Leading Indicators | BoE’s conundrum persists as labour markets remain robust

Discover key economic and financial metrics, and what to look out for in the week ahead
Written By:
William Matthews, Knight Frank
2 minutes to read

Here we look at the leading indicators commodities, trade, equities and more. in the world of economics. Download the dashboard for in-depth analysis into commodities, trade, equities and more.

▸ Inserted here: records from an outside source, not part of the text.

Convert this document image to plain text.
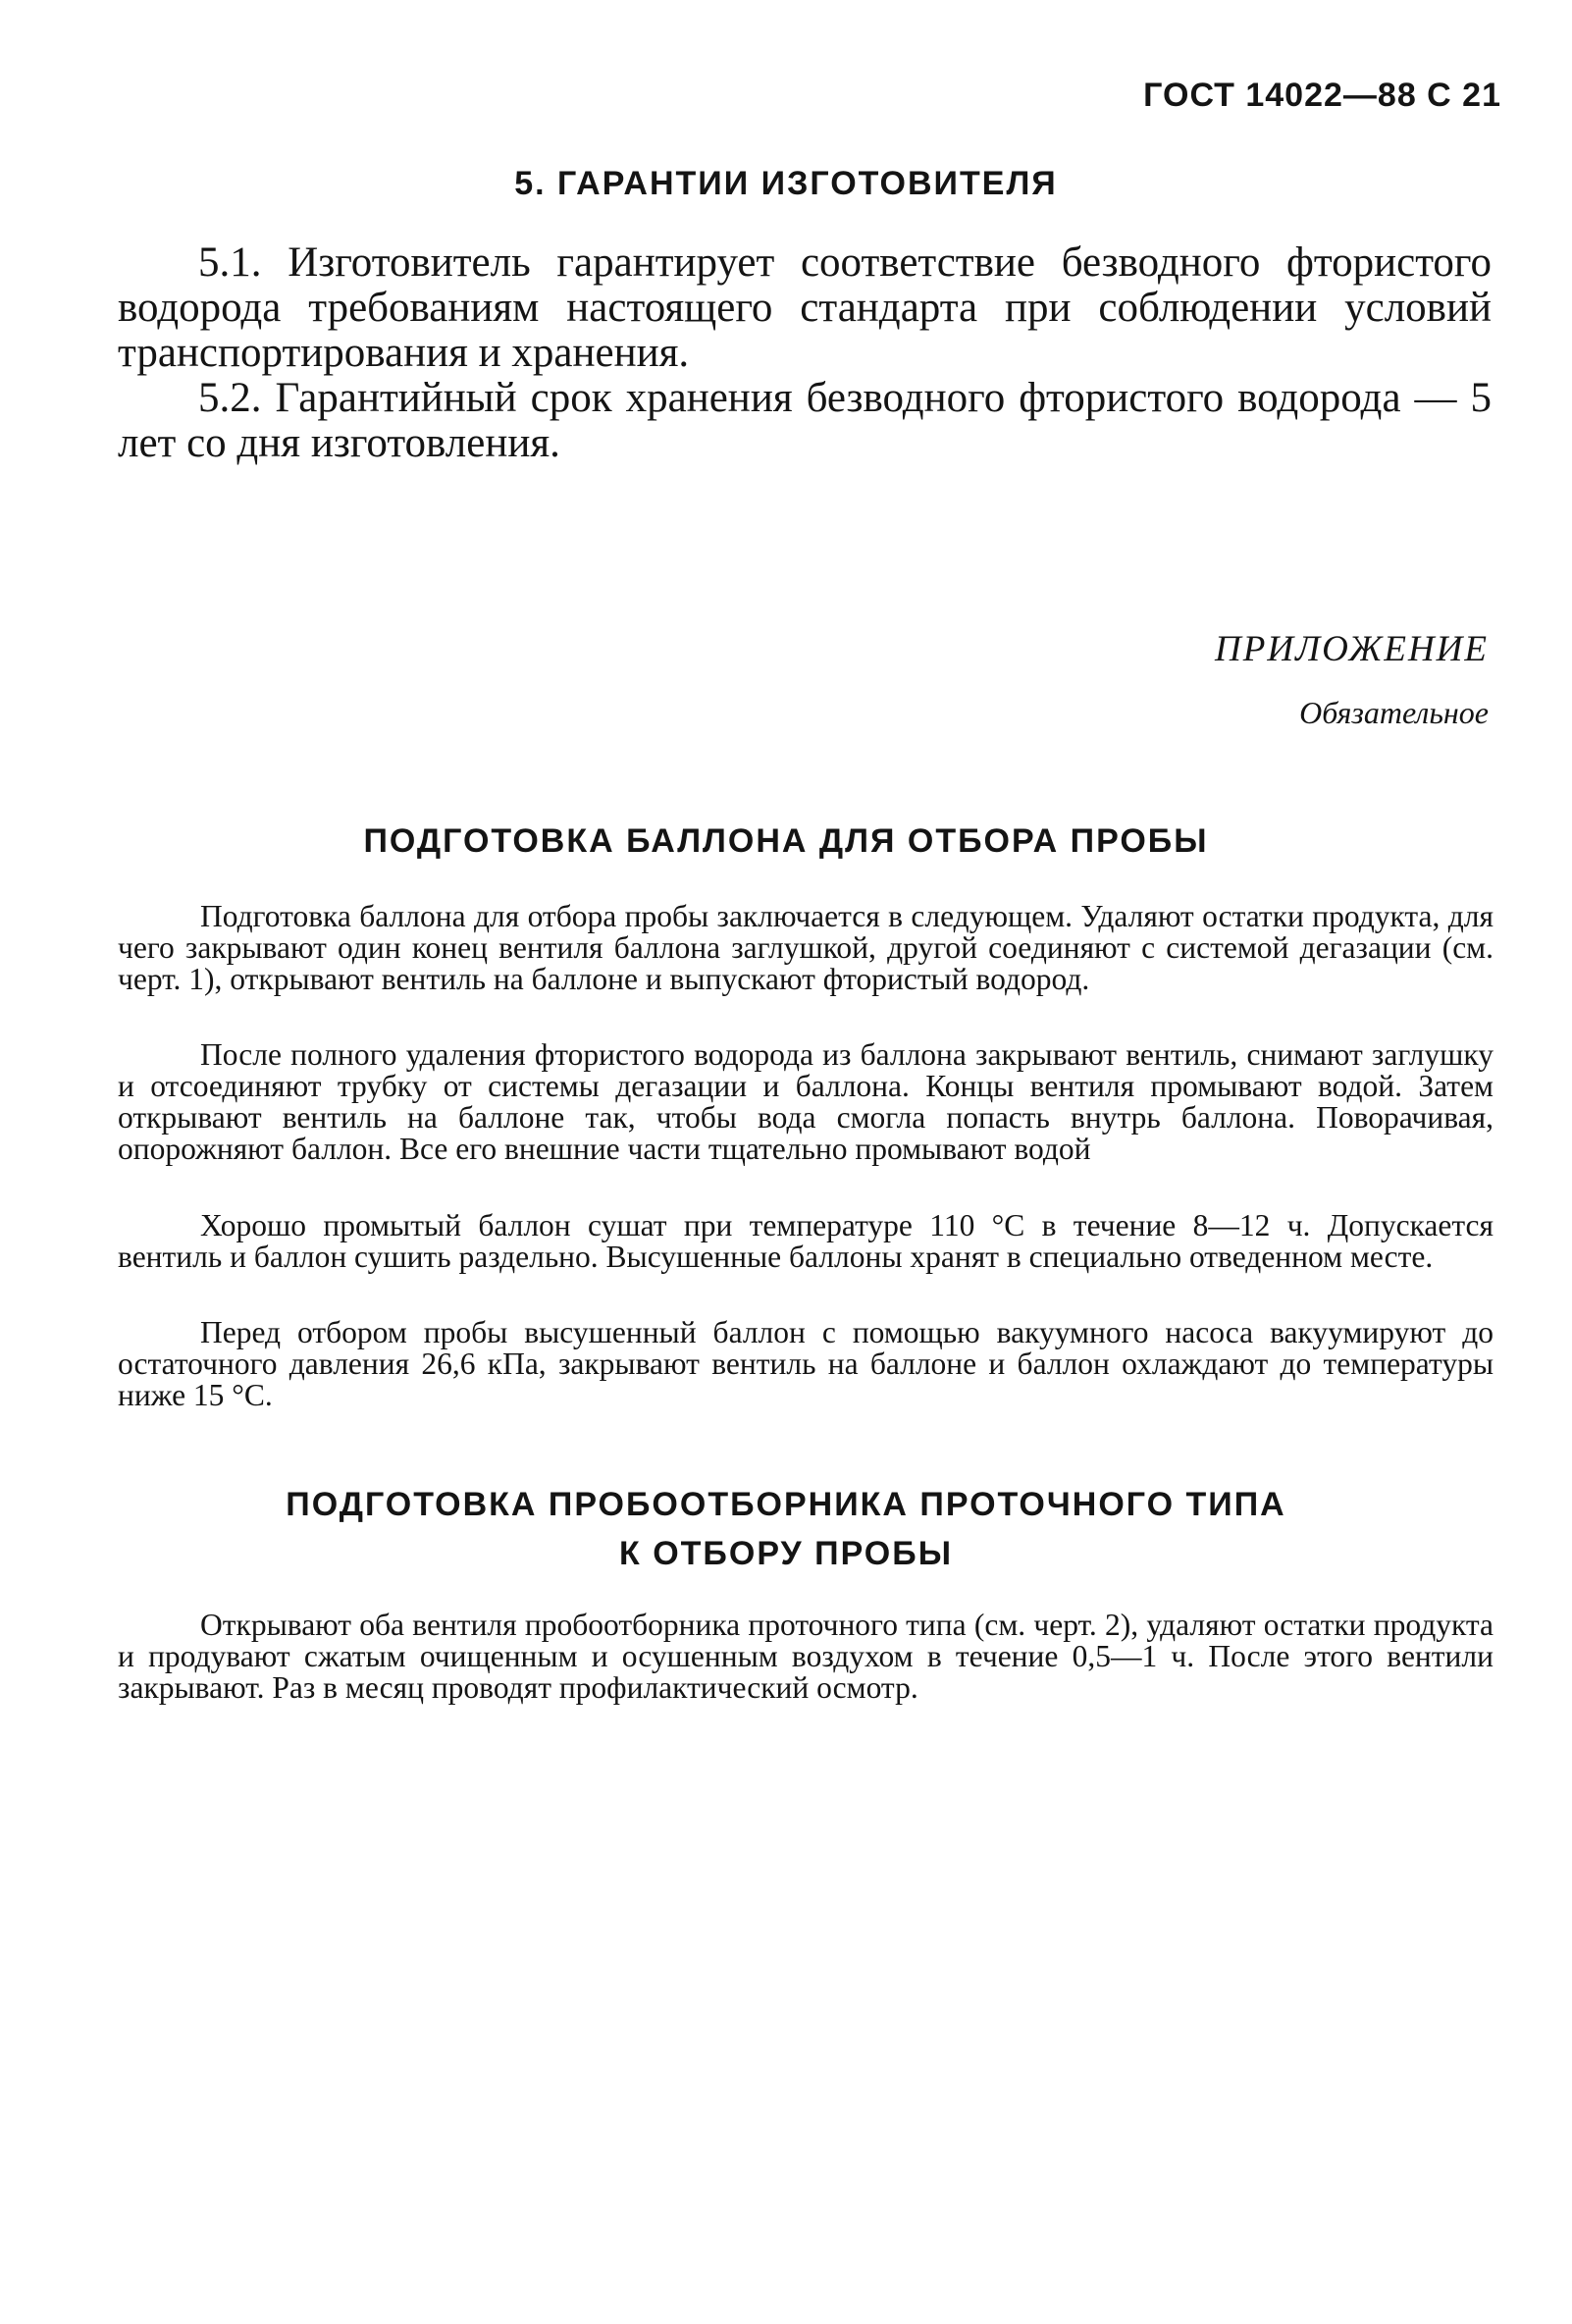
ГОСТ 14022—88 С 21
5. ГАРАНТИИ ИЗГОТОВИТЕЛЯ

5.1. Изготовитель гарантирует соответствие безводного фтористого водорода требованиям настоящего стандарта при соблюдении условий транспортирования и хранения.

5.2. Гарантийный срок хранения безводного фтористого водорода — 5 лет со дня изготовления.

ПРИЛОЖЕНИЕ
Обязательное
ПОДГОТОВКА БАЛЛОНА ДЛЯ ОТБОРА ПРОБЫ

Подготовка баллона для отбора пробы заключается в следующем. Удаляют остатки продукта, для чего закрывают один конец вентиля баллона заглушкой, другой соединяют с системой дегазации (см. черт. 1), открывают вентиль на баллоне и выпускают фтористый водород.

После полного удаления фтористого водорода из баллона закрывают вентиль, снимают заглушку и отсоединяют трубку от системы дегазации и баллона. Концы вентиля промывают водой. Затем открывают вентиль на баллоне так, чтобы вода смогла попасть внутрь баллона. Поворачивая, опорожняют баллон. Все его внешние части тщательно промывают водой

Хорошо промытый баллон сушат при температуре 110 °С в течение 8—12 ч. Допускается вентиль и баллон сушить раздельно. Высушенные баллоны хранят в специально отведенном месте.

Перед отбором пробы высушенный баллон с помощью вакуумного насоса вакуумируют до остаточного давления 26,6 кПа, закрывают вентиль на баллоне и баллон охлаждают до температуры ниже 15 °С.

ПОДГОТОВКА ПРОБООТБОРНИКА ПРОТОЧНОГО ТИПА
К ОТБОРУ ПРОБЫ

Открывают оба вентиля пробоотборника проточного типа (см. черт. 2), удаляют остатки продукта и продувают сжатым очищенным и осушенным воздухом в течение 0,5—1 ч. После этого вентили закрывают. Раз в месяц проводят профилактический осмотр.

LABOUR MARKET MAINTAINS PRESSURE ON BOE

The UK unemployment rate lifted by 0.2ppts to 4.0% in the three months to May 2023, above expectations of 3.8%, however, remaining below the long-term average of 6.7%. Meanwhile, UK employees' average regular pay (excl. bonuses) grew by +7.3% over the same period, equalling its highest level on record. This follows yesterday's comments by the Bank of England (BoE) governor Andrew Bailey and Chancellor Jeremy Hunt, who called for wage restraint, as they noted that high wages were impacting the UK’s fight against inflation. Indeed, pressure remains on the BoE to continue tightening its monetary policy. Money markets are now pricing in an interest rate of 6.5% by March, while economists anticipate the base rate to peak between 5.25% and 5.75%, depending on the forecast house. But the UK is not alone. It is widely expected that the US Federal Reserve will resume its rate hiking cycle in July with a 25bps increase, bringing the target range to 5.25% - 5.50%.

RECESSION AHEAD?

The UK gilt curve is currently the most inverted it has been since June 2000, with the 2-year gilt yield 90+bps above the 10-year gilt yield. The 10-year gilt is at its highest level since October 2008 at 4.68%, while the 2-year gilt is at levels last seen in June 2008 at 5.38%. In the US, an inverted yield curve is a reliable indicator of an impending recession; however, it is less telling in the UK. An inverted US yield curve has preceded every US recession since the 1960s with just one ‘false positive’. In contrast, in the UK, it has preceded three out of four recessions since the 1980s but also predicted two ‘recessions’ that didn’t transpire. While some think that a modest recession could occur this year given the majority of the drag from higher interest rates is yet to be felt, consensus is still for modest growth in both 2023 (+0.1%) and 2024 (+0.8%).

FLIGHT TO QUALITY

Our analysis of London office leasing data between 2018 and 2023 (YTD), demonstrates the shift towards more efficient buildings. The proportion of London office take-up with an EPC rating of C or above has risen from half in 2018 to almost three-quarters in 2023 thus far. More than 40% of London office leases in 2023 (YTD) have been for EPC-rated A or B buildings, up from 21% in 2018 and 37% in 2022. Not only are occupiers demanding better space, but they are also willing to lease them for longer. Over the past five years, the highest EPC rating, A, corresponds to an average lease length of 8.93 years, the longest among all ratings. Meanwhile, the average lease length for buildings with EPC ratings C, D, and E range from 6.21 to 6.69 years.